Dansker, 561 F.2d 485, 486-87 (3d Cir. 1977); Ballou v. Massachusetts, 382 F.2d 292, 293 (1st
Cir. 1967). Accordingly, Defendant in the instant case is not entitled to relief on the basis upon
which he has sought it. However, the Court does have inherent authority to grant release to a
habeas petitioner during the pendency of a proceeding, although this power to grant bail in habeas
cases should be used sparingly. See Cherek, 767 F.2d at 337 (“A defendant whose conviction has
been affirmed on appeal . . . is unlikely to have been convicted unjustly; hence the case for bail
pending resolution of his postconviction proceeding is even weaker than the case for bail pending
appeal.”) In United States v. Kelly, 790 F.2d 130, 139 (D.C. Cir. 1986), the D.C. Circuit noted
that “[i]n a § 2255 proceeding, the court’s jurisdiction to order release . . . includes an inherent
power to grant bail or release, pending determination of the merits[.]” But a “release request in
such proceedings” requires a “heightened standard requiring a showing of exceptional
circumstances.” Kelly, id. (citing Baker v. Sard, 420 F.2d 1342, 1343 (D.C. Cir. 1969)).

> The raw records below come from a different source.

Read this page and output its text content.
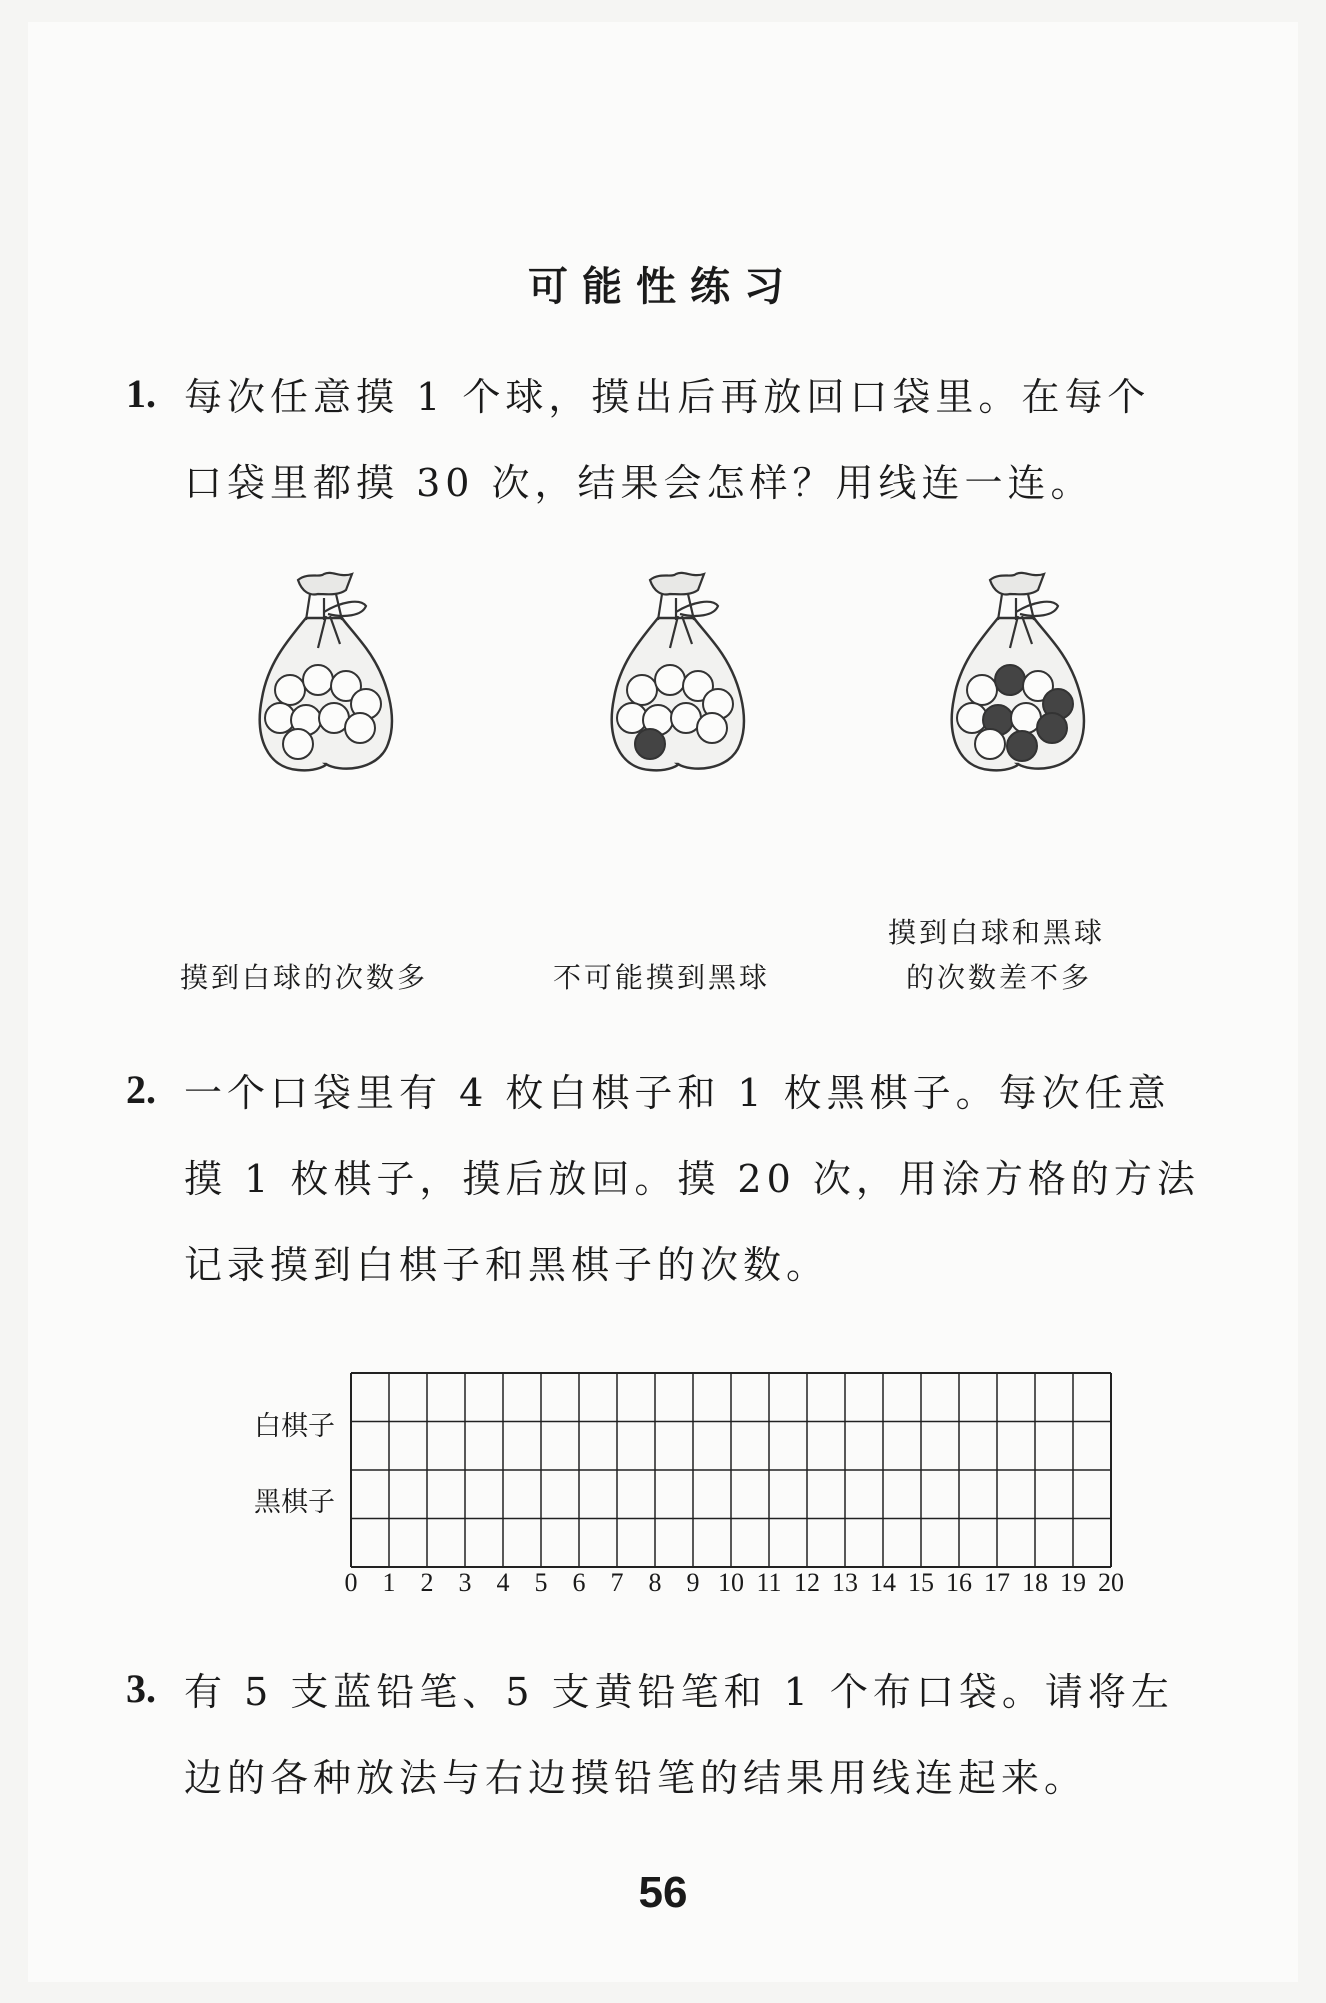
可能性练习
1. 每次任意摸 1 个球，摸出后再放回口袋里。在每个
口袋里都摸 30 次，结果会怎样？用线连一连。
摸到白球的次数多	不可能摸到黑球
摸到白球和黑球
的次数差不多
2. 一个口袋里有 4 枚白棋子和 1 枚黑棋子。每次任意
摸 1 枚棋子，摸后放回。摸 20 次，用涂方格的方法
记录摸到白棋子和黑棋子的次数。
白棋子
黑棋子
0 1 2 3 4 5 6 7 8 9 10 11 12 13 14 15 16 17 18 19 20
3. 有 5 支蓝铅笔、5 支黄铅笔和 1 个布口袋。请将左
边的各种放法与右边摸铅笔的结果用线连起来。
56
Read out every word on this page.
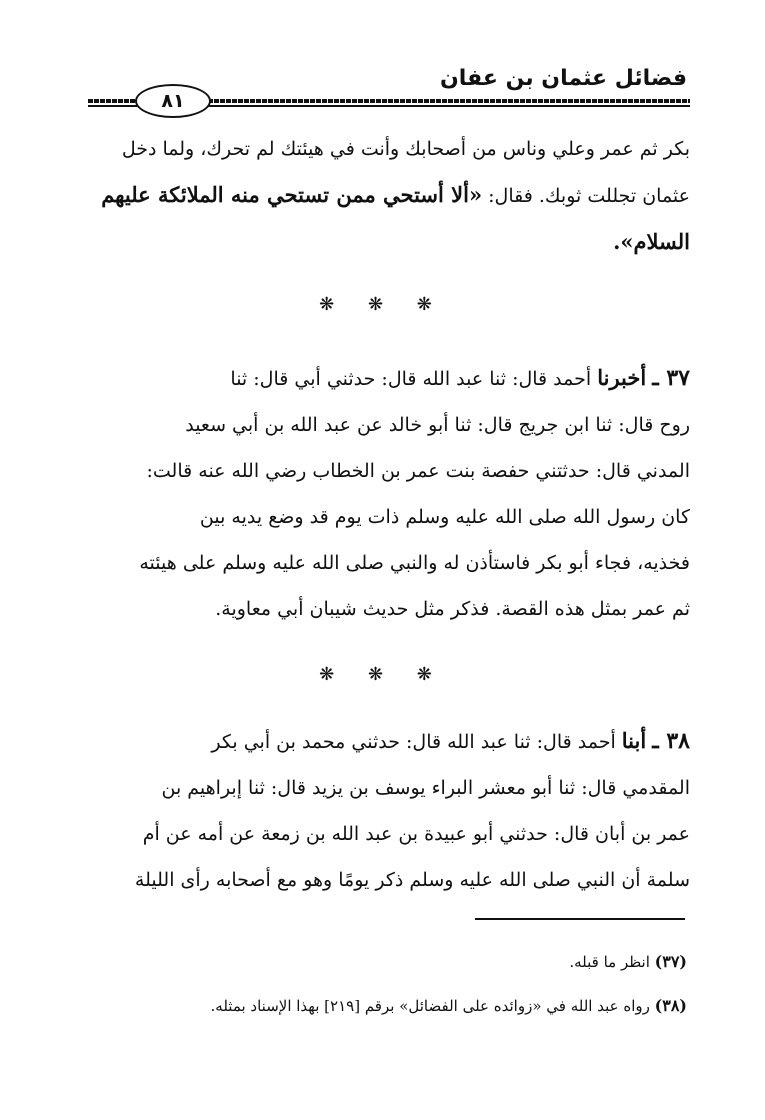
فضائل عثمان بن عفان
٨١
بكر ثم عمر وعلي وناس من أصحابك وأنت في هيئتك لم تحرك، ولما دخل
عثمان تجللت ثوبك. فقال: «ألا أستحي ممن تستحي منه الملائكة عليهم
السلام».
❋ ❋ ❋
٣٧ ـ أخبرنا أحمد قال: ثنا عبد الله قال: حدثني أبي قال: ثنا
روح قال: ثنا ابن جريج قال: ثنا أبو خالد عن عبد الله بن أبي سعيد
المدني قال: حدثتني حفصة بنت عمر بن الخطاب رضي الله عنه قالت:
كان رسول الله صلى الله عليه وسلم ذات يوم قد وضع يديه بين
فخذيه، فجاء أبو بكر فاستأذن له والنبي صلى الله عليه وسلم على هيئته
ثم عمر بمثل هذه القصة. فذكر مثل حديث شيبان أبي معاوية.
❋ ❋ ❋
٣٨ ـ أبنا أحمد قال: ثنا عبد الله قال: حدثني محمد بن أبي بكر
المقدمي قال: ثنا أبو معشر البراء يوسف بن يزيد قال: ثنا إبراهيم بن
عمر بن أبان قال: حدثني أبو عبيدة بن عبد الله بن زمعة عن أمه عن أم
سلمة أن النبي صلى الله عليه وسلم ذكر يومًا وهو مع أصحابه رأى الليلة
(٣٧) انظر ما قبله.
(٣٨) رواه عبد الله في «زوائده على الفضائل» برقم [٢١٩] بهذا الإسناد بمثله.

In order to prevail on a motion for release on bail in a habeas case, the habeas petitioner
must make a “greater showing of special reasons for admission to bail pending review” when the
applicant is “incarcerated because he has been tried, convicted, and sentenced by a court of law.”
Aronson v. May, 85 S. Ct. 3, 5 (1964). In this case, after a five-week jury trial, on March 22, 2016,
Defendant was found guilty of one count of conspiracy to manufacture and distribute five
2 kilograms or more of cocaine with the intent to unlawfully import it into the United States.
Thereafter, prior to sentencing, Defendant filed two rounds of post-conviction motions for
acquittal and a new trial, as well as a motion to dismiss. On June 2, 2017, this Court issued an
order and opinion denying all of Defendant’s motions. See ECF Nos. 928, 929. On December 1,
2017, Defendant filed another motion for a new trial, which was subsequently denied by this Court.
See Order, ECF No. 991. Defendant was sentenced on February 22, 2018 to life imprisonment,
and he timely filed a Notice of Appeal. The D.C. Circuit affirmed Defendant’s conviction in
United States v. Lorenzana-Cordon, 949 F.3d 1 (D.C. Cir. 2020), rehearing en banc denied (2020),
and Defendant’s petition for a writ of certiorari was denied in United States v. Lorenzana-Cordon,
141 S. Ct. 2688 (2021). Subsequently, Defendant filed his motion pursuant to 28 U.S.C. § 2255.
Without opinion as to the merits of Defendant’s arguments therein, the Court finds that
Defendant’s chance of success is not readily apparent. Furthermore, Defendant – who is serving
a life sentence for a charge involving an international drug trafficking conspiracy – is not a good
candidate for release on bail.
Accordingly, this Court shall DENY Defendant Eliu Elixander Lorenzana-Cordon’s [1207]
pro se Motion for and or Request for Bail in Relation to Pending Motion Under Title 28 U.S.C.
§2255. A separate Order accompanies this Opinion. This Court notes that an order denying bail
pending the resolution of Defendant’s Section 2255 motion has been treated as appealable as a
collateral order. See, e.g. Grune v. Coughlin, 913 F.2d 41, 42 (2d Cir. 1990); United States v.
Smith, 835 F.2d 1048, 1049-50 (3d Cir. 1987); Cherek, 767 F.2d at 337.